The Washington Post’s Wonkblog‘s headline says it all:
When public schools get more money,
students do better
Wonkblogger Max Ehrenfreund, citing a recently completed study by Kirabo Jackson and Claudia Persico of Northwestern University and Rucker Johnson of the University of California, Berkeley, reports that students in districts where courts ruled that more spending was mandated earned more and were more successful in school than students in similar districts where spending increases did not occur. Ehrenfreund’c conclusion:
The group found that the increased funding had the greatest effect if it was used to raise teachers’ salaries, reduce class sizes or lengthen the school year. That conclusion accords with other research finding that better teachers can have profound effects on how much students learn, since the schools with the smallest classes and the highest salaries can attract the most talented instructors.
Here’s MORE definitive evidence that “schools with the smallest classes and the highest salaries can attract the most talented instructors”. All you folks claiming to favor “evidence based approaches” should take note: small classes + high wages = good teachers. It’s easy and obvious. Let’s stop blaming underfunded schools for their deficiencies and start supporting them at the same level as we support our best public schools.
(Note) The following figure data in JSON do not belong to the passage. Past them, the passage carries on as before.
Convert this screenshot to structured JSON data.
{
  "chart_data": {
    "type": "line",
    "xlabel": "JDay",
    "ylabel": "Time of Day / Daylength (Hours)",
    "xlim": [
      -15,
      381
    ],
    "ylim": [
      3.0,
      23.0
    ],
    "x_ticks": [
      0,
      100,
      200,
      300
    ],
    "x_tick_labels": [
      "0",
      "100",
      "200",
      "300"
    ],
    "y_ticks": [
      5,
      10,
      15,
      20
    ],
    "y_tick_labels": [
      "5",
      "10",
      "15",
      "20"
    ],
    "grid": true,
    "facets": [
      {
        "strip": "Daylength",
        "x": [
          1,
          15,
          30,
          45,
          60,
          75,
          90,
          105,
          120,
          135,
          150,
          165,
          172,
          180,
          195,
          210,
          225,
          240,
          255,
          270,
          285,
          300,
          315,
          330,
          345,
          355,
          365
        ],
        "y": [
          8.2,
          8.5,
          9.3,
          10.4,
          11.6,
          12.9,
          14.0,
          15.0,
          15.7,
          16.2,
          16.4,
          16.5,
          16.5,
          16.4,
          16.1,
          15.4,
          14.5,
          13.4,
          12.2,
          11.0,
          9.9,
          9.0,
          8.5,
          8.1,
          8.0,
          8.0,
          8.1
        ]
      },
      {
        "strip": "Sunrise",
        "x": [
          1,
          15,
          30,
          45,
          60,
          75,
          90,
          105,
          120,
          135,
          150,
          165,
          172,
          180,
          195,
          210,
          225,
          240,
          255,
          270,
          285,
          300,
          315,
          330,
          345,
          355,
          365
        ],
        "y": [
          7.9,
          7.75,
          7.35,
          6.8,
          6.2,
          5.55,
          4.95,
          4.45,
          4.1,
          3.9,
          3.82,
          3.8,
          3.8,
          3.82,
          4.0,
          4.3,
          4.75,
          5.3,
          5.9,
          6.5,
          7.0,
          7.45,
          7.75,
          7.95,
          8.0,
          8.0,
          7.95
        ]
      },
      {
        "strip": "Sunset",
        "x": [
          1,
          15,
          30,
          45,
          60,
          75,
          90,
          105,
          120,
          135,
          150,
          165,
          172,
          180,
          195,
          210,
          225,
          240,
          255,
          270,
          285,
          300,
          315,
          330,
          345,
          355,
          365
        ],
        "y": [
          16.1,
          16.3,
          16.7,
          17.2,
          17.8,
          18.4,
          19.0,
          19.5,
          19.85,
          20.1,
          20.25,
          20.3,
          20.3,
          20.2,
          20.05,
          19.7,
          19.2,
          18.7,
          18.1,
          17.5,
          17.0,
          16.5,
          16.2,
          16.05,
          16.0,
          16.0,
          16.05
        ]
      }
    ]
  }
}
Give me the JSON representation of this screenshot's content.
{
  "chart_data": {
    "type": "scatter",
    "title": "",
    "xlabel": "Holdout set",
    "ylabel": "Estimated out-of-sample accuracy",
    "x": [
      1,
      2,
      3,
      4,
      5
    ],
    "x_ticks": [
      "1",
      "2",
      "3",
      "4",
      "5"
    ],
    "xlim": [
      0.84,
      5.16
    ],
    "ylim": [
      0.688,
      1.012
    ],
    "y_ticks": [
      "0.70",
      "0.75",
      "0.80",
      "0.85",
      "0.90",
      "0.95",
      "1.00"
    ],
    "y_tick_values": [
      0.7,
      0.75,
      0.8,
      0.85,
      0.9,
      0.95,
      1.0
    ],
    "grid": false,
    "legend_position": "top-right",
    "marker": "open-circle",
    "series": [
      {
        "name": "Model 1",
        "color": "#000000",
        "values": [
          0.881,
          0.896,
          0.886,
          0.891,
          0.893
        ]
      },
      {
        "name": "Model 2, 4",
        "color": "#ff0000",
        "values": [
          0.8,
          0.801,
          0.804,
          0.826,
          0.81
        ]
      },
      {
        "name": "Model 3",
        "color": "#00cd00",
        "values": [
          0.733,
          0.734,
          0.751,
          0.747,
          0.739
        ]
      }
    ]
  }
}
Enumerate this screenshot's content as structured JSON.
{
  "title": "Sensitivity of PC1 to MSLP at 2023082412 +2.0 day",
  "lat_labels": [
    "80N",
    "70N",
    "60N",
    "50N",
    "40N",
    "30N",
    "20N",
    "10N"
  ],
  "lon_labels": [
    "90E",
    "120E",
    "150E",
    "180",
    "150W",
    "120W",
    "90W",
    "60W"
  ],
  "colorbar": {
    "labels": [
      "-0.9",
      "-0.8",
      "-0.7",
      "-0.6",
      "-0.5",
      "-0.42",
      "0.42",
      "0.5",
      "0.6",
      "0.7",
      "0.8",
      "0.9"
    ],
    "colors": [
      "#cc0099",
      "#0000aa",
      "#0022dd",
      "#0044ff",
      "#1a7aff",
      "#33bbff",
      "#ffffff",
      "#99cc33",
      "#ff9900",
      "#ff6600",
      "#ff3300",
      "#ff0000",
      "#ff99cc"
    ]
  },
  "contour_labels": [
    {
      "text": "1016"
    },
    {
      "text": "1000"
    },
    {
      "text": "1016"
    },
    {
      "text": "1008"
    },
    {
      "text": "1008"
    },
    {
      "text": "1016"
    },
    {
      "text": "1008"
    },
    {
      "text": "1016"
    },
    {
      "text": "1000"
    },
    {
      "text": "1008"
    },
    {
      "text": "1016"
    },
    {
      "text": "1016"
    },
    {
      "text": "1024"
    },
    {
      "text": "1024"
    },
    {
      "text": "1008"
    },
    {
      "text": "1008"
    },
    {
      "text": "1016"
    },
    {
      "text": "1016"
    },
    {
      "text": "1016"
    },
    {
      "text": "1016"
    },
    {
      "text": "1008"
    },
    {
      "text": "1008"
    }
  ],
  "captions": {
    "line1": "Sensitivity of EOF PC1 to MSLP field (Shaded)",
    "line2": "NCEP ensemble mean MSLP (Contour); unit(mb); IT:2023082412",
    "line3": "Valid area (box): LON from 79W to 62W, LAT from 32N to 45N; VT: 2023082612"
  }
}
The title of David Brooks’ column in today’s NYTimes got my attention: “Support Our Students”. Unfortunately, Brooks was writing about the wrong set of students. Instead of writing about the support children raised in poverty require Brooks used his column to criticize President Obama’s proposal to provide free community college to all students. From my perspective both Brooks and the president miss the mark, as my comment indicates:
You could solve a lot of these problems by investing more in public schools. Providing “living expenses” for community college students while cutting SNAP makes no sense. Providing funds for more counselors at the community college while retaining unacceptably high student-to-counselor ratios at high schools makes no sense. Providing funds for remedial education in community college while spending billions on bubble tests makes no sense. Providing child care costs for community college students while cutting back on “welfare” for parents of school-aged children makes no sense. What DOES make sense is providing more money to “strengthen the structures” around Pre-K through grade 12. Unfortunately the people who would benefit most from this spending– the children in those grade levels– are not eligible to vote. Even more unfortunate is the fact that their parents are not major campaign contributors so their voices are not heard.
One more point that neither Brooks or the President are making: the impact of student loans. Because student loans can be used to defray living expenses, many college aged youngsters use the loans to cover their non-tuition costs and if they fail to graduate find themselves struggling to pay off those loans. Reforming the student loan industry should be a part of any legislation that expands the enrollments in community colleges.